In a letter to SandRidge's board of directors Friday, the company, which owns 6.5 percent of SandRidge's outstanding shares, also announced its intent to conduct a consent solicitation of shareholders to amend the bylaws of SandRidge to de-stagger the board of directors, provide that directors be removed with or without cause, and remove and replace the current board of directors.
"We would emphasize and re-iterate that the time has come for change, and for a focus on delivering shareholder value," said TPG-Axon CEO and founder Dinakar Singh in a statement. “We continue to believe that SandRidge stock is dramatically undervalued, and that a sensible restructuring or sale of the company could provide dramatic upside for shareholders."
TPG-Axon is separately sending a formal request that SandRidge set a record date for this consent solicitation, and a demand to exercise TPG-Axon’s rights as shareholders to inspect the shareholder list.

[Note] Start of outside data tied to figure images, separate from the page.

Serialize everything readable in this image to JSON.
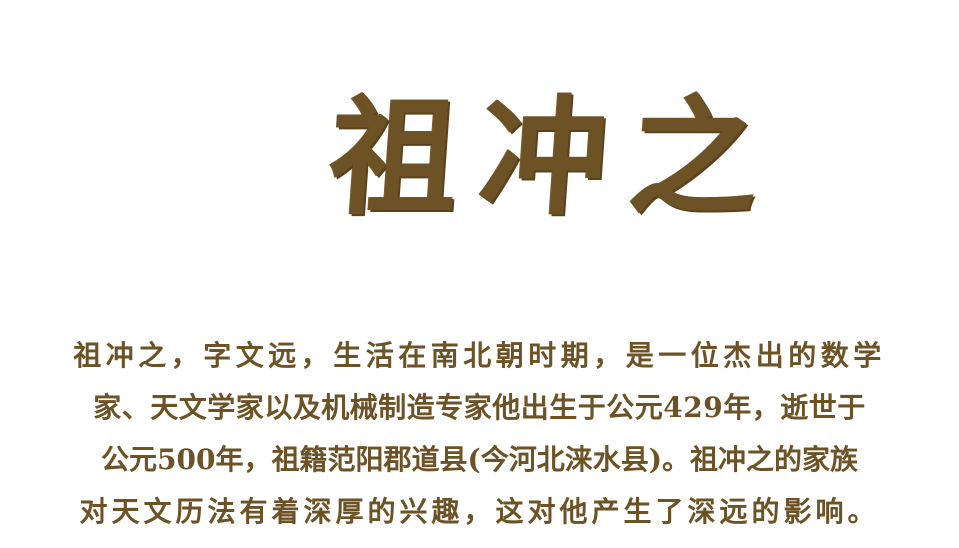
{
  "title": "祖冲之",
  "paragraph_lines": [
    "祖冲之，字文远，生活在南北朝时期，是一位杰出的数学",
    "家、天文学家以及机械制造专家他出生于公元429年，逝世于",
    "公元500年，祖籍范阳郡道县(今河北涞水县)。祖冲之的家族",
    "对天文历法有着深厚的兴趣，这对他产生了深远的影响。"
  ],
  "colors": {
    "text": "#6d5226",
    "background": "#ffffff"
  }
}
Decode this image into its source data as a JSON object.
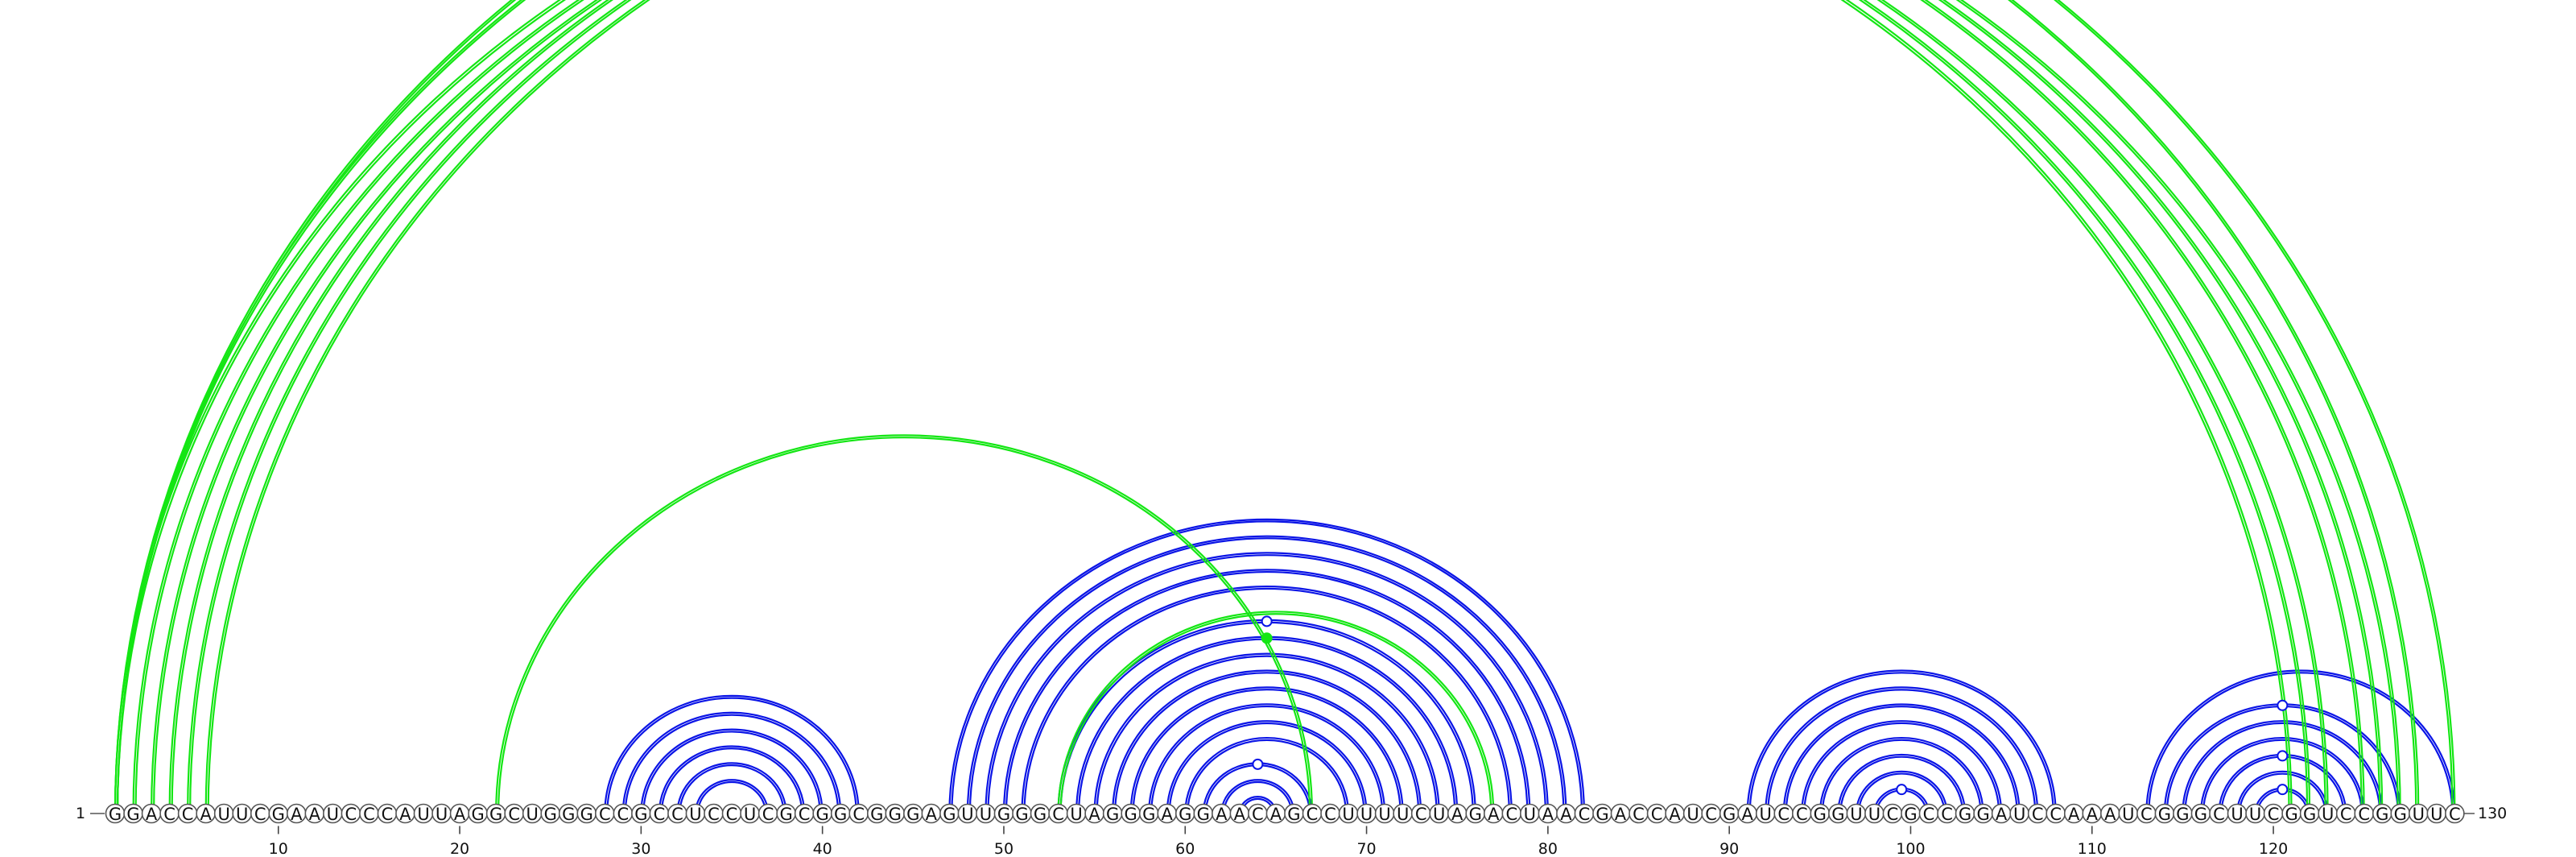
{
  "sequence": "GGACCAUUCGAAUCCCAUUAGGCUGGGCCGCCUCCUCGCGGCGGGAGUUGGGCUAGGGAGGAACAGCCUUUUCUAGACUAACGACCAUCGAUCCGGUUCGCCGGAUCCAAAUCGGGCUUCGGUCCGGUUC",
  "start_label": "1",
  "end_label": "130",
  "ticks": [
    10,
    20,
    30,
    40,
    50,
    60,
    70,
    80,
    90,
    100,
    110,
    120
  ],
  "colors": {
    "secondary": "#0a14e6",
    "tertiary": "#14e614"
  },
  "chart_data": {
    "type": "arc-diagram",
    "title": "",
    "length": 130,
    "pairs": [
      {
        "i": 28,
        "j": 42,
        "kind": "secondary"
      },
      {
        "i": 29,
        "j": 41,
        "kind": "secondary"
      },
      {
        "i": 30,
        "j": 40,
        "kind": "secondary"
      },
      {
        "i": 31,
        "j": 39,
        "kind": "secondary"
      },
      {
        "i": 32,
        "j": 38,
        "kind": "secondary"
      },
      {
        "i": 33,
        "j": 37,
        "kind": "secondary"
      },
      {
        "i": 47,
        "j": 82,
        "kind": "secondary"
      },
      {
        "i": 48,
        "j": 81,
        "kind": "secondary"
      },
      {
        "i": 49,
        "j": 80,
        "kind": "secondary"
      },
      {
        "i": 50,
        "j": 79,
        "kind": "secondary"
      },
      {
        "i": 51,
        "j": 78,
        "kind": "secondary"
      },
      {
        "i": 53,
        "j": 76,
        "kind": "secondary"
      },
      {
        "i": 54,
        "j": 75,
        "kind": "secondary"
      },
      {
        "i": 55,
        "j": 74,
        "kind": "secondary"
      },
      {
        "i": 56,
        "j": 73,
        "kind": "secondary"
      },
      {
        "i": 57,
        "j": 72,
        "kind": "secondary"
      },
      {
        "i": 58,
        "j": 71,
        "kind": "secondary"
      },
      {
        "i": 59,
        "j": 70,
        "kind": "secondary"
      },
      {
        "i": 60,
        "j": 69,
        "kind": "secondary"
      },
      {
        "i": 61,
        "j": 67,
        "kind": "secondary"
      },
      {
        "i": 62,
        "j": 66,
        "kind": "secondary"
      },
      {
        "i": 63,
        "j": 65,
        "kind": "secondary"
      },
      {
        "i": 91,
        "j": 108,
        "kind": "secondary"
      },
      {
        "i": 92,
        "j": 107,
        "kind": "secondary"
      },
      {
        "i": 93,
        "j": 106,
        "kind": "secondary"
      },
      {
        "i": 94,
        "j": 105,
        "kind": "secondary"
      },
      {
        "i": 95,
        "j": 104,
        "kind": "secondary"
      },
      {
        "i": 96,
        "j": 103,
        "kind": "secondary"
      },
      {
        "i": 97,
        "j": 102,
        "kind": "secondary"
      },
      {
        "i": 98,
        "j": 101,
        "kind": "secondary"
      },
      {
        "i": 113,
        "j": 130,
        "kind": "secondary"
      },
      {
        "i": 114,
        "j": 127,
        "kind": "secondary"
      },
      {
        "i": 115,
        "j": 126,
        "kind": "secondary"
      },
      {
        "i": 116,
        "j": 125,
        "kind": "secondary"
      },
      {
        "i": 117,
        "j": 124,
        "kind": "secondary"
      },
      {
        "i": 118,
        "j": 123,
        "kind": "secondary"
      },
      {
        "i": 119,
        "j": 122,
        "kind": "secondary"
      },
      {
        "i": 1,
        "j": 121,
        "kind": "tertiary"
      },
      {
        "i": 2,
        "j": 122,
        "kind": "tertiary"
      },
      {
        "i": 3,
        "j": 123,
        "kind": "tertiary"
      },
      {
        "i": 4,
        "j": 125,
        "kind": "tertiary"
      },
      {
        "i": 5,
        "j": 126,
        "kind": "tertiary"
      },
      {
        "i": 6,
        "j": 127,
        "kind": "tertiary"
      },
      {
        "i": 1,
        "j": 128,
        "kind": "tertiary"
      },
      {
        "i": 1,
        "j": 130,
        "kind": "tertiary"
      },
      {
        "i": 22,
        "j": 67,
        "kind": "tertiary"
      },
      {
        "i": 53,
        "j": 77,
        "kind": "tertiary"
      }
    ],
    "markers": [
      {
        "i": 1,
        "j": 130,
        "kind": "tertiary",
        "filled": false
      },
      {
        "i": 54,
        "j": 75,
        "kind": "tertiary",
        "filled": true
      },
      {
        "i": 53,
        "j": 76,
        "kind": "secondary",
        "filled": false
      },
      {
        "i": 61,
        "j": 67,
        "kind": "secondary",
        "filled": false
      },
      {
        "i": 98,
        "j": 101,
        "kind": "secondary",
        "filled": false
      },
      {
        "i": 114,
        "j": 127,
        "kind": "secondary",
        "filled": false
      },
      {
        "i": 117,
        "j": 124,
        "kind": "secondary",
        "filled": false
      },
      {
        "i": 119,
        "j": 122,
        "kind": "secondary",
        "filled": false
      }
    ]
  }
}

TPG-Axon has retained Mackenzie Partners Inc. to act on its behalf in the solicitation process.
The firm said in the letter that it sees only two possible options for SandRidge: a dramatic simplification and restructuring of the company or a sale. "Of these two options, a lack of confidence in management, as well as the complexity involved in a potential restructuring, lead us to believe that an outright sale of the company is the most realistic path to restoring the shareholder value that has been destroyed," TPG-Axon said.
TPG-Axon believes the company has significant asset value, and that SandRidge shares are dramatically undervalued. "However, the continued leakage of value from massive overhead costs (triple that of most exploration & production companies), high cost of capital (more than double that of most E&P companies), and strategic incoherence, have resulted in enormous destruction of value," the company said.
Earlier this month, TPG-Axon and a second SandRidge shareholder, private investment firm Mount Kellett Capital Management, called for the company's board of directors to make changes to improve the company's financial performance and for SandRidge CEO Tom Ward to step down.
SandRidge said the company was 'actively working' to address shareholder issues.
Earlier this month, SandRidge's board adopted a stockholder rights plan aimed at discouraging a takeover and amended the oil and gas company's bylaws to require a majority shareholder vote to approve any changes in certain requirements, including provisions related to the composition of the board, Dow Jones Newswires reported.